If you want to lose body fat fast, then look no further than adapting the Intermittent fasting method. This will help you lose those last 5kg and get you back to better health.
There are several different methods of fasting you can choose, and your results will depend on how your body reacts. In my case, I fast every single day, for up to 20 hours. I’ve adapted to this protocol whilst in lockdown, where I cannot get to the gym and am working from home. It makes more sense to fast for longer stretches if you are not active enough.
If you usually train with weights in the gym, then allowing for a re-feed is going to help you put on muscle long term. We each have to adapt the fasting methods to suit our lifestyles and goals. Here are a few of the most popular fasting methods that you should most definitely try out.
3 top fasting methods
- The 16/8 hour fasting method. This means you are fasting for 16 hours at a time, whilst allowing an 8-hour window for eating. This could possibly be a case of skipping breakfast and dinner – or adapting to skipping mealtimes that you prefer. This is a great method if you instinctively skip breakfast anyway but can be quite challenging if you are known for being most hungry in the earlier part of the day. In this case, I would recommend having breakfast and lunch quite early, and skipping meals for the later part of the day. Then eating again at breakfast.
- The stop eats stop plan. This involves a 24 hour fast twice per week. You will fast from dinner one day to dinner the next day – which amounts to a full 24 hours. To put things a lot more simply, you finish your dinner at 7pm and don’t eat until dinner the next day, at 7pm. If you prefer to have breakfast, then on day one, you eat breakfast, and skip your next meals until having breakfast again the next day. You can keep up with having your water, coffee, or even some tea to help you quench the hunger.

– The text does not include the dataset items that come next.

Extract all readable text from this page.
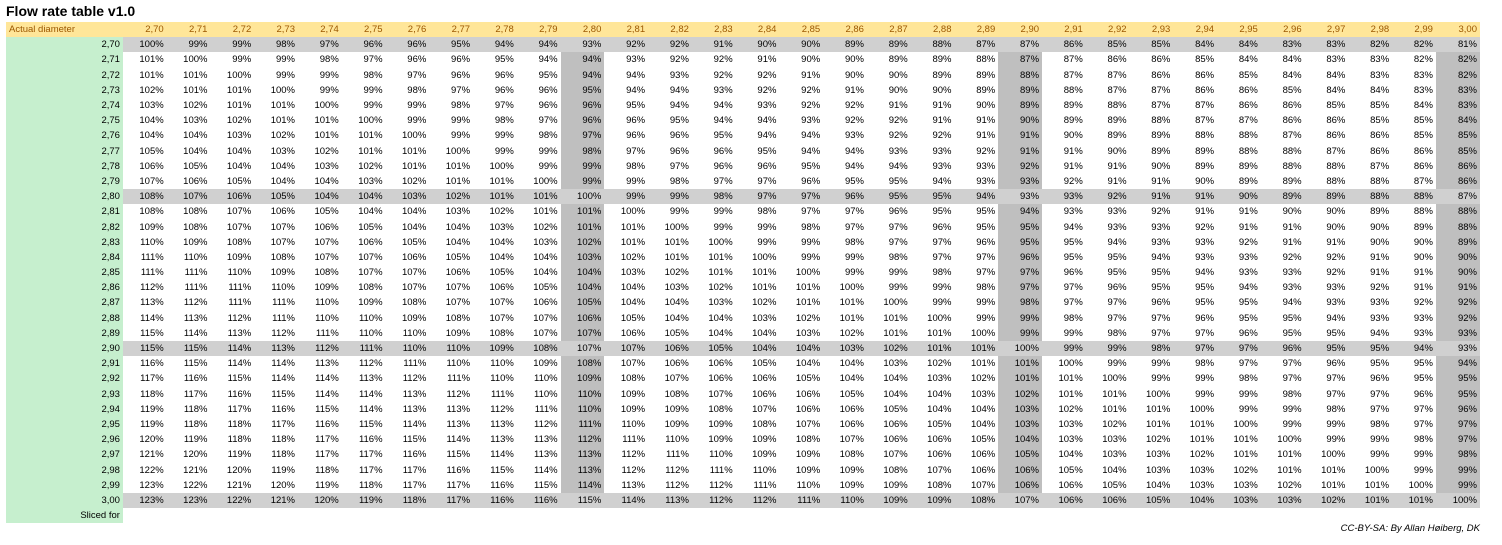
Flow rate table v1.0
Actual diameter	2,70	2,71	2,72	2,73	2,74	2,75	2,76	2,77	2,78	2,79	2,80	2,81	2,82	2,83	2,84	2,85	2,86	2,87	2,88	2,89	2,90	2,91	2,92	2,93	2,94	2,95	2,96	2,97	2,98	2,99	3,00
2,70	100%	99%	99%	98%	97%	96%	96%	95%	94%	94%	93%	92%	92%	91%	90%	90%	89%	89%	88%	87%	87%	86%	85%	85%	84%	84%	83%	83%	82%	82%	81%
2,71	101%	100%	99%	99%	98%	97%	96%	96%	95%	94%	94%	93%	92%	92%	91%	90%	90%	89%	89%	88%	87%	87%	86%	86%	85%	84%	84%	83%	83%	82%	82%
2,72	101%	101%	100%	99%	99%	98%	97%	96%	96%	95%	94%	94%	93%	92%	92%	91%	90%	90%	89%	89%	88%	87%	87%	86%	86%	85%	84%	84%	83%	83%	82%
2,73	102%	101%	101%	100%	99%	99%	98%	97%	96%	96%	95%	94%	94%	93%	92%	92%	91%	90%	90%	89%	89%	88%	87%	87%	86%	86%	85%	84%	84%	83%	83%
2,74	103%	102%	101%	101%	100%	99%	99%	98%	97%	96%	96%	95%	94%	94%	93%	92%	92%	91%	91%	90%	89%	89%	88%	87%	87%	86%	86%	85%	85%	84%	83%
2,75	104%	103%	102%	101%	101%	100%	99%	99%	98%	97%	96%	96%	95%	94%	94%	93%	92%	92%	91%	91%	90%	89%	89%	88%	87%	87%	86%	86%	85%	85%	84%
2,76	104%	104%	103%	102%	101%	101%	100%	99%	99%	98%	97%	96%	96%	95%	94%	94%	93%	92%	92%	91%	91%	90%	89%	89%	88%	88%	87%	86%	86%	85%	85%
2,77	105%	104%	104%	103%	102%	101%	101%	100%	99%	99%	98%	97%	96%	96%	95%	94%	94%	93%	93%	92%	91%	91%	90%	89%	89%	88%	88%	87%	86%	86%	85%
2,78	106%	105%	104%	104%	103%	102%	101%	101%	100%	99%	99%	98%	97%	96%	96%	95%	94%	94%	93%	93%	92%	91%	91%	90%	89%	89%	88%	88%	87%	86%	86%
2,79	107%	106%	105%	104%	104%	103%	102%	101%	101%	100%	99%	99%	98%	97%	97%	96%	95%	95%	94%	93%	93%	92%	91%	91%	90%	89%	89%	88%	88%	87%	86%
2,80	108%	107%	106%	105%	104%	104%	103%	102%	101%	101%	100%	99%	99%	98%	97%	97%	96%	95%	95%	94%	93%	93%	92%	91%	91%	90%	89%	89%	88%	88%	87%
2,81	108%	108%	107%	106%	105%	104%	104%	103%	102%	101%	101%	100%	99%	99%	98%	97%	97%	96%	95%	95%	94%	93%	93%	92%	91%	91%	90%	90%	89%	88%	88%
2,82	109%	108%	107%	107%	106%	105%	104%	104%	103%	102%	101%	101%	100%	99%	99%	98%	97%	97%	96%	95%	95%	94%	93%	93%	92%	91%	91%	90%	90%	89%	88%
2,83	110%	109%	108%	107%	107%	106%	105%	104%	104%	103%	102%	101%	101%	100%	99%	99%	98%	97%	97%	96%	95%	95%	94%	93%	93%	92%	91%	91%	90%	90%	89%
2,84	111%	110%	109%	108%	107%	107%	106%	105%	104%	104%	103%	102%	101%	101%	100%	99%	99%	98%	97%	97%	96%	95%	95%	94%	93%	93%	92%	92%	91%	90%	90%
2,85	111%	111%	110%	109%	108%	107%	107%	106%	105%	104%	104%	103%	102%	101%	101%	100%	99%	99%	98%	97%	97%	96%	95%	95%	94%	93%	93%	92%	91%	91%	90%
2,86	112%	111%	111%	110%	109%	108%	107%	107%	106%	105%	104%	104%	103%	102%	101%	101%	100%	99%	99%	98%	97%	97%	96%	95%	95%	94%	93%	93%	92%	91%	91%
2,87	113%	112%	111%	111%	110%	109%	108%	107%	107%	106%	105%	104%	104%	103%	102%	101%	101%	100%	99%	99%	98%	97%	97%	96%	95%	95%	94%	93%	93%	92%	92%
2,88	114%	113%	112%	111%	110%	110%	109%	108%	107%	107%	106%	105%	104%	104%	103%	102%	101%	101%	100%	99%	99%	98%	97%	97%	96%	95%	95%	94%	93%	93%	92%
2,89	115%	114%	113%	112%	111%	110%	110%	109%	108%	107%	107%	106%	105%	104%	104%	103%	102%	101%	101%	100%	99%	99%	98%	97%	97%	96%	95%	95%	94%	93%	93%
2,90	115%	115%	114%	113%	112%	111%	110%	110%	109%	108%	107%	107%	106%	105%	104%	104%	103%	102%	101%	101%	100%	99%	99%	98%	97%	97%	96%	95%	95%	94%	93%
2,91	116%	115%	114%	114%	113%	112%	111%	110%	110%	109%	108%	107%	106%	106%	105%	104%	104%	103%	102%	101%	101%	100%	99%	99%	98%	97%	97%	96%	95%	95%	94%
2,92	117%	116%	115%	114%	114%	113%	112%	111%	110%	110%	109%	108%	107%	106%	106%	105%	104%	104%	103%	102%	101%	101%	100%	99%	99%	98%	97%	97%	96%	95%	95%
2,93	118%	117%	116%	115%	114%	114%	113%	112%	111%	110%	110%	109%	108%	107%	106%	106%	105%	104%	104%	103%	102%	101%	101%	100%	99%	99%	98%	97%	97%	96%	95%
2,94	119%	118%	117%	116%	115%	114%	113%	113%	112%	111%	110%	109%	109%	108%	107%	106%	106%	105%	104%	104%	103%	102%	101%	101%	100%	99%	99%	98%	97%	97%	96%
2,95	119%	118%	118%	117%	116%	115%	114%	113%	113%	112%	111%	110%	109%	109%	108%	107%	106%	106%	105%	104%	103%	103%	102%	101%	101%	100%	99%	99%	98%	97%	97%
2,96	120%	119%	118%	118%	117%	116%	115%	114%	113%	113%	112%	111%	110%	109%	109%	108%	107%	106%	106%	105%	104%	103%	103%	102%	101%	101%	100%	99%	99%	98%	97%
2,97	121%	120%	119%	118%	117%	117%	116%	115%	114%	113%	113%	112%	111%	110%	109%	109%	108%	107%	106%	106%	105%	104%	103%	103%	102%	101%	101%	100%	99%	99%	98%
2,98	122%	121%	120%	119%	118%	117%	117%	116%	115%	114%	113%	112%	112%	111%	110%	109%	109%	108%	107%	106%	106%	105%	104%	103%	103%	102%	101%	101%	100%	99%	99%
2,99	123%	122%	121%	120%	119%	118%	117%	117%	116%	115%	114%	113%	112%	112%	111%	110%	109%	109%	108%	107%	106%	106%	105%	104%	103%	103%	102%	101%	101%	100%	99%
3,00	123%	123%	122%	121%	120%	119%	118%	117%	116%	116%	115%	114%	113%	112%	112%	111%	110%	109%	109%	108%	107%	106%	106%	105%	104%	103%	103%	102%	101%	101%	100%
Sliced for																															
CC-BY-SA: By Allan Høiberg, DK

This can be fairly difficult to do if you haven’t fasted before. I would recommend fasting regularly and stretching your time out to make the 24 hours transition a lot easier. - The warrior diet (my favourite method). This is possibly one of the oldest methods of fasting, made popular by ancient warriors. They used to eat very little during the day but feasted at night. I actually do the complete opposite of this, and prefer to eat only a small breakfast, and early lunch. Then eat again during breakfast again. Although some methods allow you to eat very limited amounts of food during the fasting period, it’s not an effective method for weight loss (or gaining muscle mass for that matter). It’s best to abstain from eating during the full 20 hours. You can choose to do this daily, or every other day. Because of lock down, and not having to go to the office daily, I’ve chosen to do this every single day, apart from 2, in which I allow the mealtime to stretch. Try this out and do what works best for you. The great thing about fasting is you can always adapt it according to the results you are getting. If you still need to lose weight, then try some other methods. If you are happy with your body composition, then either keep going, or have days where you reduce your fasting times.
Just remember, there is no right or wrong method, only the one that works best for you. I guarantee that you will enjoy fasting so much, you will choose to do it daily. It helps make you feel great and look trim, healthy and you’re even going to put muscle on (and maintain it for that matter) That’s what’s so amazing, your body heals itself and becomes a lot more adaptable metabolically. You can eat a lot more, and have a wider range of food. It’s possibly the best and most adaptable diet you can ever utilise on a daily basis. I never feel deprived, I always feel great and I’m maintaining my shape. I’m sure you will find it does the same for you too.